The rahkens would feel like lead had entered their veins. Looking at their fallen burn wouldn’t help morale either and they truly were being crushed. Soon, soon. He hated waiting. Soon they would be in the tunnels. Then they would be completely and utterly destroyed. The Speculate had entrusted him with the spell. Taught it to him, and he would not let him down, not again. The blackened trees behind him caught on a wind, a passing breeze, and ash floated past on the air. He looked around, certain something was waiting there. Nothing. Just
dead trees waiting to return to the earth. He walked slowly round to the back of the chanters and watched. The golems all stood still – he hadn’t expected the chant to work on golems but he did not mind unexpected fortune.
He didn’t know how Jek had known where the traitorous bitch A’m Dralorn was either, but then that was why Jek was Speculate.
*
Chapter Eighty-One
“Rally on me!” cried Quintal at the fore, with j’ark and Carth by his side.
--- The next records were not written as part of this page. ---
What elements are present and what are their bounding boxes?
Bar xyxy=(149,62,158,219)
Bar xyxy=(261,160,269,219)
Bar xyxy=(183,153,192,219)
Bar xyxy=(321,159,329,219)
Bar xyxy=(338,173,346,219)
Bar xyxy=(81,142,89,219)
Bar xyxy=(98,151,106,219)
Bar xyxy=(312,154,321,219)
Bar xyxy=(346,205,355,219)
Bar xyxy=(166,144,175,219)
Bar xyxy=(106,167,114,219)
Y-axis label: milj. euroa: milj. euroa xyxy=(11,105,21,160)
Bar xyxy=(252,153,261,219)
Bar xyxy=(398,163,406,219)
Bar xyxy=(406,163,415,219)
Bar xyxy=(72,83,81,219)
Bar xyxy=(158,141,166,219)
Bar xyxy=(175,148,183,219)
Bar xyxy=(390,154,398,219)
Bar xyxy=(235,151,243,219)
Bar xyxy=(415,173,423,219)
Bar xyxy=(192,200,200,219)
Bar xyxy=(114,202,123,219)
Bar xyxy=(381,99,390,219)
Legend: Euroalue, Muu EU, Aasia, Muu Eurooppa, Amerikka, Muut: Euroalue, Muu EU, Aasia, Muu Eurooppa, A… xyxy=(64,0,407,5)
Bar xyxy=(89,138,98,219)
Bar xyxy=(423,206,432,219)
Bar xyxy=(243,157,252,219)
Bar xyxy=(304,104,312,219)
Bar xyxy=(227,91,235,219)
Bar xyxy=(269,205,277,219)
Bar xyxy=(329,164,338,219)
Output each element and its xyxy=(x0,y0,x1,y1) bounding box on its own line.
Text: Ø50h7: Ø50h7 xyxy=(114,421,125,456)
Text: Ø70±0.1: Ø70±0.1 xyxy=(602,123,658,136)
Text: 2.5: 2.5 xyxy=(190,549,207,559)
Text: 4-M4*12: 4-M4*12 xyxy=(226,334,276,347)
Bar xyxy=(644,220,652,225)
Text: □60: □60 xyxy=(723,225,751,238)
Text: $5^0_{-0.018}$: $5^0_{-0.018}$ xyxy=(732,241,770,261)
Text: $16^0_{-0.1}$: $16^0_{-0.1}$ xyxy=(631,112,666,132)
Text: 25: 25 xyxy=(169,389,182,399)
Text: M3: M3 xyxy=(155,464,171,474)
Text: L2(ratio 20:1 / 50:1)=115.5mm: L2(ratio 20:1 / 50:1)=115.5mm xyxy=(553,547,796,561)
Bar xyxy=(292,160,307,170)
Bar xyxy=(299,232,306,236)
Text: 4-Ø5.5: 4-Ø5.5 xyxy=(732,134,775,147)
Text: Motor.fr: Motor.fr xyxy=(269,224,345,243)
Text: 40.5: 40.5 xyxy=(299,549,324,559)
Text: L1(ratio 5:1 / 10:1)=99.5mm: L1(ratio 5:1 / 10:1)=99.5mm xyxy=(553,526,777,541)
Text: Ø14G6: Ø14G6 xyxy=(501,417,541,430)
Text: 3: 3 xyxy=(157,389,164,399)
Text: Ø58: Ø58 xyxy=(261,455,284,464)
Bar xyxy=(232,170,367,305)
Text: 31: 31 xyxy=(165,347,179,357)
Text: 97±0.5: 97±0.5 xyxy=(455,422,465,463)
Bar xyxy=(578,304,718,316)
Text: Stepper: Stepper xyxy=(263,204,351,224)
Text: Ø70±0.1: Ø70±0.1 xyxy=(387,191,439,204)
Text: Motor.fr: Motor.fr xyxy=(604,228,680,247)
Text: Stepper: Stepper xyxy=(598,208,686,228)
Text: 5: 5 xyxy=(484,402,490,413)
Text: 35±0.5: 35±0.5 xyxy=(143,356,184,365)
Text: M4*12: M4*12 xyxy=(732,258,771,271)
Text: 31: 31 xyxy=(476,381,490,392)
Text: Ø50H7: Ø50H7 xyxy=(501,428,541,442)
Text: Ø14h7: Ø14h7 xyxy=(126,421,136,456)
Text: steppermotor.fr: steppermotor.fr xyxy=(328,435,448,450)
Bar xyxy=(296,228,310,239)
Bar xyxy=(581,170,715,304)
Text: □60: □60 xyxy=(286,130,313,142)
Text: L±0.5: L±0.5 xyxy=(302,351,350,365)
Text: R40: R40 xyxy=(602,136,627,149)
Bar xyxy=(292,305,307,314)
And Roth looked up to see its chance.
It dashed through the line along the high sheer rocks at the edge of the plateau’s arc and into the trees. In the haze of battle no one saw it go.
While Roth ran, Ludec let the colour of his eyes spread out into cloud and brown rain fell forth on the centre of the battle.
Ludec was unable to break the hold the words had, but the sudden downpour doused the burning dead and wounded. It did not matter that he could not break the chanting wizard’s hold on his people – only that Roth got through.
If he had to sacrifice his child for this, then so be it.
The rahkens saw the unnatural rain falling all around them and felt something invigorating them. They fought with renewed strength, battling forward against the Tenthers and the Hirdinaers behind them. Blades glanced from their thick fur or were pulled up short of important organs. Most of the rahkens were bleeding, mostly the younger warriors, but none badly enough to warrant retreat. Those rahkens that were able rendered a route through their enemy to their fallen.
Roth powered its great legs into greater speed and flew through the hills off to the trees while everything else on the battlefield was distracted by the brown rain. When it reached the trees Roth circled round. It ran, dodging the strained trunks and protruding roots, until ahead it saw the lush forest gradually breaking into varying stages of decay. Past crisp dry trees and eventually on to black. His shoulder brushed one as it dodged through them, when the ground began to even out and become softer under foot. It smashed one with sideswipe as it passed. Ash flew.